Read the full review here

Comments

Cici

Sat, Sep 25, 2010 : 7:20 a.m.

In no way do I consider "Gecko" an amaturish personality, even compared to Bernie Madoff. Gecko personified many wall street personalities even if maybe exagerated, but hopefully it exposed the common 'pump and dump' strategy in this movie that too many investors have still not learned. Typical of those who buy penny stocks from ads received in the mail or promoted on websites and chat rooms these days. I for one still consider this a great movie, even for today, and Michael Douglas did one fantastic performance personifying the financial system as many players and traders of today see it.
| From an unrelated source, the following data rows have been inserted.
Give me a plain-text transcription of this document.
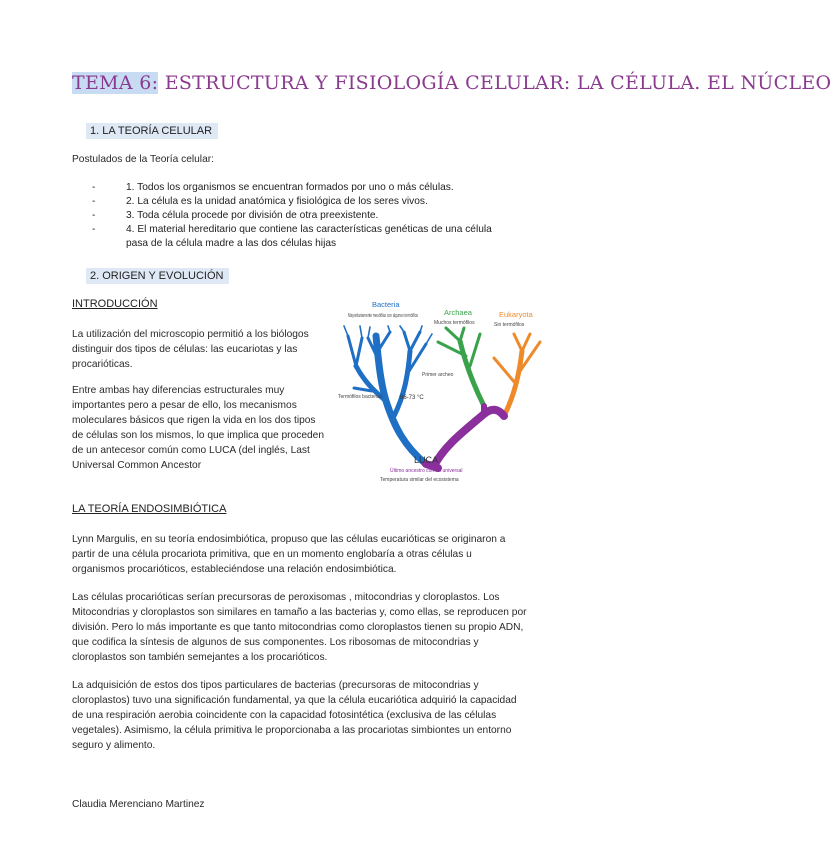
TEMA 6: ESTRUCTURA Y FISIOLOGÍA CELULAR: LA CÉLULA. EL NÚCLEO
1. LA TEORÍA CELULAR
Postulados de la Teoría celular:
-	1. Todos los organismos se encuentran formados por uno o más células.
-	2. La célula es la unidad anatómica y fisiológica de los seres vivos.
-	3. Toda célula procede por división de otra preexistente.
-	4. El material hereditario que contiene las características genéticas de una célula pasa de la célula madre a las dos células hijas
2. ORIGEN Y EVOLUCIÓN
INTRODUCCIÓN

La utilización del microscopio permitió a los biólogos distinguir dos tipos de células: las eucariotas y las procarióticas.

Entre ambas hay diferencias estructurales muy importantes pero a pesar de ello, los mecanismos moleculares básicos que rigen la vida en los dos tipos de células son los mismos, lo que implica que proceden de un antecesor común como LUCA (del inglés, Last Universal Common Ancestor

Bacteria
Mayoritariamente mesófilas con algunos termófilos	Archaea
Muchos termófilos
Eukaryota
Sin termófilos
Primer archeo
Termófilos bacterias	66-73 °C
LUCA
Último ancestro común universal
Temperatura similar del ecosistema
LA TEORÍA ENDOSIMBIÓTICA

Lynn Margulis, en su teoría endosimbiótica, propuso que las células eucarióticas se originaron a partir de una célula procariota primitiva, que en un momento englobaría a otras células u organismos procarióticos, estableciéndose una relación endosimbiótica.

Las células procarióticas serían precursoras de peroxisomas , mitocondrias y cloroplastos. Los Mitocondrias y cloroplastos son similares en tamaño a las bacterias y, como ellas, se reproducen por división. Pero lo más importante es que tanto mitocondrias como cloroplastos tienen su propio ADN, que codifica la síntesis de algunos de sus componentes. Los ribosomas de mitocondrias y cloroplastos son también semejantes a los procarióticos.

La adquisición de estos dos tipos particulares de bacterias (precursoras de mitocondrias y cloroplastos) tuvo una significación fundamental, ya que la célula eucariótica adquirió la capacidad de una respiración aerobia coincidente con la capacidad fotosintética (exclusiva de las células vegetales). Asimismo, la célula primitiva le proporcionaba a las procariotas simbiontes un entorno seguro y alimento.

Claudia Merenciano Martinez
Back then, day trading and strategic option playing by the common individual, even those retired and unemployed using retirement accounts, did not exist at the frenetic pace and level they are today. It is a gambling casino for the unskilled very often. The movie is STILL relevent....Gecko personifies insider trading, pump and dump, etc. by his "Greed is Good" philosophy of life - and that of today's frenetic players. The movie had nothing to do with real 'investing' for the long haul, which was the motive of those investing with a Bernie Madoff.